La réponse d’Yves Veyrier aux intervenants a permis notamment de repréciser certains points comme la négociation de l’assurance chômage en mettant en cause le patronat, et encore la transparence financière de FO en rappelant que les comptes sont certifiés. Il a aussi répondu à une demande de vote par le congrès de l’équipe dirigeante qui serait, selon lui, une vision « bonapartiste » de la gouvernance.

Il faut aussi retenir l’effort de pédagogie réalisé par Yves Veyrier sur le syndicalisme FO. Par exemple, il explique que la transformation sociale, ce que pour lui revendique la CFDT, est d’après la charte d’Amiens du domaine du politique. De même, il explique que la référence au réformisme a traversé tous les débats de la CGT-FO dès l’origine de la CGT. Il répond à ses détracteurs « vous parlez de réformisme, nous, nous le faisons ». Ensuite, il se fait modeste sur les résultats obtenus aujourd’hui. Résultats qui « sont plus difficiles à valoriser ». Pour lui, les derniers grands acquis datent de la période Bergeron. Il a rappelé que FO s’est construite sur la négociation en considérant le contractuel comme une conquête sociale.
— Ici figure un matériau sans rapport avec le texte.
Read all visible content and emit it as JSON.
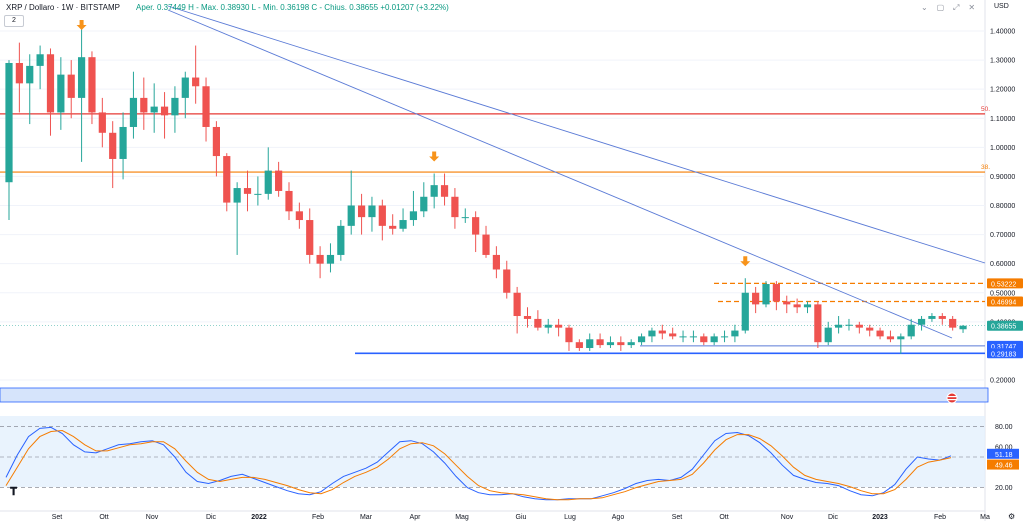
{
  "header": {
    "symbol": "XRP / Dollaro · 1W · BITSTAMP",
    "ohlc": "Aper. 0.37449  H - Max. 0.38930  L - Min. 0.36198  C - Chius. 0.38655  +0.01207 (+3.22%)",
    "indicator_count": "2",
    "currency": "USD",
    "icons": [
      "chevron-down-icon",
      "square-icon",
      "maximize-icon",
      "close-icon"
    ]
  },
  "colors": {
    "up": "#26a69a",
    "down": "#ef5350",
    "trend": "#5b7bd6",
    "fib50": "#e53935",
    "fib38": "#f57c00",
    "support": "#2962ff",
    "stoch_k": "#2962ff",
    "stoch_d": "#f57c00"
  },
  "chart_data": [
    {
      "type": "candlestick",
      "ylabel": "USD",
      "ylim": [
        0.1,
        1.45
      ],
      "y_ticks": [
        "1.40000",
        "1.30000",
        "1.20000",
        "1.10000",
        "1.00000",
        "0.90000",
        "0.80000",
        "0.70000",
        "0.60000",
        "0.50000",
        "0.40000",
        "0.20000"
      ],
      "x_labels": [
        "Set",
        "Ott",
        "Nov",
        "Dic",
        "2022",
        "Feb",
        "Mar",
        "Apr",
        "Mag",
        "Giu",
        "Lug",
        "Ago",
        "Set",
        "Ott",
        "Nov",
        "Dic",
        "2023",
        "Feb",
        "Ma"
      ],
      "candles": [
        [
          0.88,
          1.29,
          1.3,
          0.75
        ],
        [
          1.29,
          1.22,
          1.36,
          1.12
        ],
        [
          1.22,
          1.28,
          1.32,
          1.08
        ],
        [
          1.28,
          1.32,
          1.35,
          1.2
        ],
        [
          1.32,
          1.12,
          1.34,
          1.04
        ],
        [
          1.12,
          1.25,
          1.31,
          1.06
        ],
        [
          1.25,
          1.17,
          1.3,
          1.1
        ],
        [
          1.17,
          1.31,
          1.42,
          0.95
        ],
        [
          1.31,
          1.12,
          1.33,
          1.08
        ],
        [
          1.12,
          1.05,
          1.17,
          1.0
        ],
        [
          1.05,
          0.96,
          1.09,
          0.86
        ],
        [
          0.96,
          1.07,
          1.12,
          0.89
        ],
        [
          1.07,
          1.17,
          1.26,
          1.03
        ],
        [
          1.17,
          1.12,
          1.24,
          1.06
        ],
        [
          1.12,
          1.14,
          1.22,
          1.05
        ],
        [
          1.14,
          1.11,
          1.19,
          1.03
        ],
        [
          1.11,
          1.17,
          1.21,
          1.05
        ],
        [
          1.17,
          1.24,
          1.26,
          1.1
        ],
        [
          1.24,
          1.21,
          1.35,
          1.15
        ],
        [
          1.21,
          1.07,
          1.24,
          1.02
        ],
        [
          1.07,
          0.97,
          1.09,
          0.9
        ],
        [
          0.97,
          0.81,
          0.98,
          0.78
        ],
        [
          0.81,
          0.86,
          0.88,
          0.63
        ],
        [
          0.86,
          0.84,
          0.92,
          0.78
        ],
        [
          0.84,
          0.84,
          0.9,
          0.8
        ],
        [
          0.84,
          0.92,
          1.0,
          0.82
        ],
        [
          0.92,
          0.85,
          0.95,
          0.83
        ],
        [
          0.85,
          0.78,
          0.88,
          0.75
        ],
        [
          0.78,
          0.75,
          0.81,
          0.72
        ],
        [
          0.75,
          0.63,
          0.79,
          0.6
        ],
        [
          0.63,
          0.6,
          0.66,
          0.55
        ],
        [
          0.6,
          0.63,
          0.67,
          0.57
        ],
        [
          0.63,
          0.73,
          0.75,
          0.61
        ],
        [
          0.73,
          0.8,
          0.92,
          0.7
        ],
        [
          0.8,
          0.76,
          0.84,
          0.7
        ],
        [
          0.76,
          0.8,
          0.83,
          0.71
        ],
        [
          0.8,
          0.73,
          0.82,
          0.68
        ],
        [
          0.73,
          0.72,
          0.77,
          0.7
        ],
        [
          0.72,
          0.75,
          0.79,
          0.71
        ],
        [
          0.75,
          0.78,
          0.85,
          0.73
        ],
        [
          0.78,
          0.83,
          0.88,
          0.76
        ],
        [
          0.83,
          0.87,
          0.91,
          0.79
        ],
        [
          0.87,
          0.83,
          0.91,
          0.8
        ],
        [
          0.83,
          0.76,
          0.86,
          0.72
        ],
        [
          0.76,
          0.76,
          0.79,
          0.74
        ],
        [
          0.76,
          0.7,
          0.78,
          0.64
        ],
        [
          0.7,
          0.63,
          0.73,
          0.62
        ],
        [
          0.63,
          0.58,
          0.66,
          0.55
        ],
        [
          0.58,
          0.5,
          0.61,
          0.48
        ],
        [
          0.5,
          0.42,
          0.52,
          0.36
        ],
        [
          0.42,
          0.41,
          0.45,
          0.38
        ],
        [
          0.41,
          0.38,
          0.44,
          0.37
        ],
        [
          0.38,
          0.39,
          0.41,
          0.36
        ],
        [
          0.39,
          0.38,
          0.41,
          0.35
        ],
        [
          0.38,
          0.33,
          0.39,
          0.3
        ],
        [
          0.33,
          0.31,
          0.34,
          0.3
        ],
        [
          0.31,
          0.34,
          0.36,
          0.3
        ],
        [
          0.34,
          0.32,
          0.36,
          0.31
        ],
        [
          0.32,
          0.33,
          0.35,
          0.31
        ],
        [
          0.33,
          0.32,
          0.35,
          0.3
        ],
        [
          0.32,
          0.33,
          0.34,
          0.31
        ],
        [
          0.33,
          0.35,
          0.36,
          0.32
        ],
        [
          0.35,
          0.37,
          0.38,
          0.33
        ],
        [
          0.37,
          0.36,
          0.39,
          0.34
        ],
        [
          0.36,
          0.35,
          0.38,
          0.34
        ],
        [
          0.35,
          0.35,
          0.37,
          0.33
        ],
        [
          0.35,
          0.35,
          0.37,
          0.33
        ],
        [
          0.35,
          0.33,
          0.36,
          0.32
        ],
        [
          0.33,
          0.35,
          0.36,
          0.32
        ],
        [
          0.35,
          0.35,
          0.37,
          0.33
        ],
        [
          0.35,
          0.37,
          0.39,
          0.33
        ],
        [
          0.37,
          0.5,
          0.55,
          0.36
        ],
        [
          0.5,
          0.46,
          0.52,
          0.43
        ],
        [
          0.46,
          0.53,
          0.54,
          0.45
        ],
        [
          0.53,
          0.47,
          0.54,
          0.44
        ],
        [
          0.47,
          0.46,
          0.49,
          0.43
        ],
        [
          0.46,
          0.45,
          0.48,
          0.43
        ],
        [
          0.45,
          0.46,
          0.47,
          0.43
        ],
        [
          0.46,
          0.33,
          0.47,
          0.31
        ],
        [
          0.33,
          0.38,
          0.4,
          0.32
        ],
        [
          0.38,
          0.39,
          0.42,
          0.36
        ],
        [
          0.39,
          0.39,
          0.41,
          0.37
        ],
        [
          0.39,
          0.38,
          0.4,
          0.36
        ],
        [
          0.38,
          0.37,
          0.39,
          0.35
        ],
        [
          0.37,
          0.35,
          0.38,
          0.34
        ],
        [
          0.35,
          0.34,
          0.37,
          0.33
        ],
        [
          0.34,
          0.35,
          0.36,
          0.29
        ],
        [
          0.35,
          0.39,
          0.41,
          0.34
        ],
        [
          0.39,
          0.41,
          0.42,
          0.37
        ],
        [
          0.41,
          0.42,
          0.43,
          0.4
        ],
        [
          0.42,
          0.41,
          0.43,
          0.39
        ],
        [
          0.41,
          0.38,
          0.42,
          0.37
        ],
        [
          0.37449,
          0.38655,
          0.3893,
          0.36198
        ]
      ],
      "horizontal_lines": [
        {
          "name": "fib-50",
          "value": 1.115,
          "label": "50."
        },
        {
          "name": "fib-38",
          "value": 0.915,
          "label": "38."
        },
        {
          "name": "resistance-1",
          "value": 0.53222,
          "label": "0.53222"
        },
        {
          "name": "resistance-2",
          "value": 0.46994,
          "label": "0.46994"
        },
        {
          "name": "support-1",
          "value": 0.31747,
          "label": "0.31747"
        },
        {
          "name": "support-2",
          "value": 0.29183,
          "label": "0.29183"
        }
      ],
      "last_price": "0.38655",
      "signal_arrows": [
        7,
        41,
        71
      ]
    },
    {
      "type": "line",
      "ylim": [
        0,
        100
      ],
      "y_ticks": [
        "80.00",
        "60.00",
        "20.00"
      ],
      "k_last": "51.18",
      "d_last": "49.46",
      "series": [
        {
          "key": "k",
          "values": [
            30,
            52,
            70,
            78,
            79,
            73,
            62,
            55,
            54,
            58,
            62,
            63,
            65,
            66,
            62,
            50,
            35,
            26,
            24,
            27,
            31,
            33,
            29,
            25,
            21,
            17,
            14,
            13,
            16,
            24,
            31,
            35,
            39,
            45,
            55,
            65,
            66,
            63,
            55,
            44,
            31,
            20,
            15,
            13,
            13,
            14,
            11,
            9,
            8,
            8,
            9,
            9,
            9,
            12,
            15,
            19,
            24,
            27,
            28,
            27,
            30,
            38,
            52,
            66,
            73,
            74,
            71,
            64,
            54,
            42,
            32,
            28,
            25,
            24,
            22,
            17,
            13,
            12,
            15,
            23,
            38,
            50,
            48,
            47,
            51.18
          ]
        },
        {
          "key": "d",
          "values": [
            22,
            40,
            58,
            70,
            75,
            76,
            70,
            62,
            56,
            56,
            59,
            62,
            63,
            65,
            65,
            58,
            46,
            35,
            28,
            26,
            28,
            30,
            30,
            28,
            25,
            22,
            18,
            15,
            14,
            18,
            25,
            31,
            35,
            40,
            48,
            58,
            63,
            64,
            61,
            53,
            42,
            31,
            22,
            17,
            15,
            14,
            13,
            11,
            9,
            8,
            8,
            9,
            9,
            10,
            13,
            16,
            20,
            23,
            26,
            27,
            28,
            33,
            44,
            57,
            67,
            72,
            72,
            68,
            61,
            51,
            40,
            32,
            28,
            26,
            24,
            21,
            17,
            14,
            14,
            18,
            28,
            40,
            45,
            47,
            49.46
          ]
        }
      ],
      "bands": [
        80,
        50,
        20
      ]
    }
  ]
}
L’exemple de ce qu’il a défendu sur les retraites est l’illustration de ce qu’est le syndicalisme FO : des revendications ambitieuses voire inatteignables et une adaptation du positionnement de la centrale en fonction de la réalité sociale du moment. S’agit-il d’un retour au bergeronisme ? Le parcours de son successeur [1] pourrait le laisser croire mais, comme toujours à FO, Frédéric Souillot devra tenir compte du soutien qu’il a reçu d’une partie des trotskistes pour son élection. En fait, il faut plutôt s’attendre à une sorte de continuité.


Source


Notes :

[1Le nouveau secrétaire général
Frédéric Souillot, 54 ans a été élu avec 87,68 % des suffrages par le CCN. Il a adhéré à FO en 1994, crée son syndicat chez Schlumberger à Dijon l’année suivante et rejoint la fédération de la métallurgie en 2008 où il suit la sidérurgie et les métaux de base. Il est membre du bureau confédéral (équipe dirigeante de FO) depuis 2015 où il était en charge du juridique, de l’organisation et du personnel. Un homme qui connaît bien son organisation. Issu de la métallurgie, il est considéré comme étant réformiste.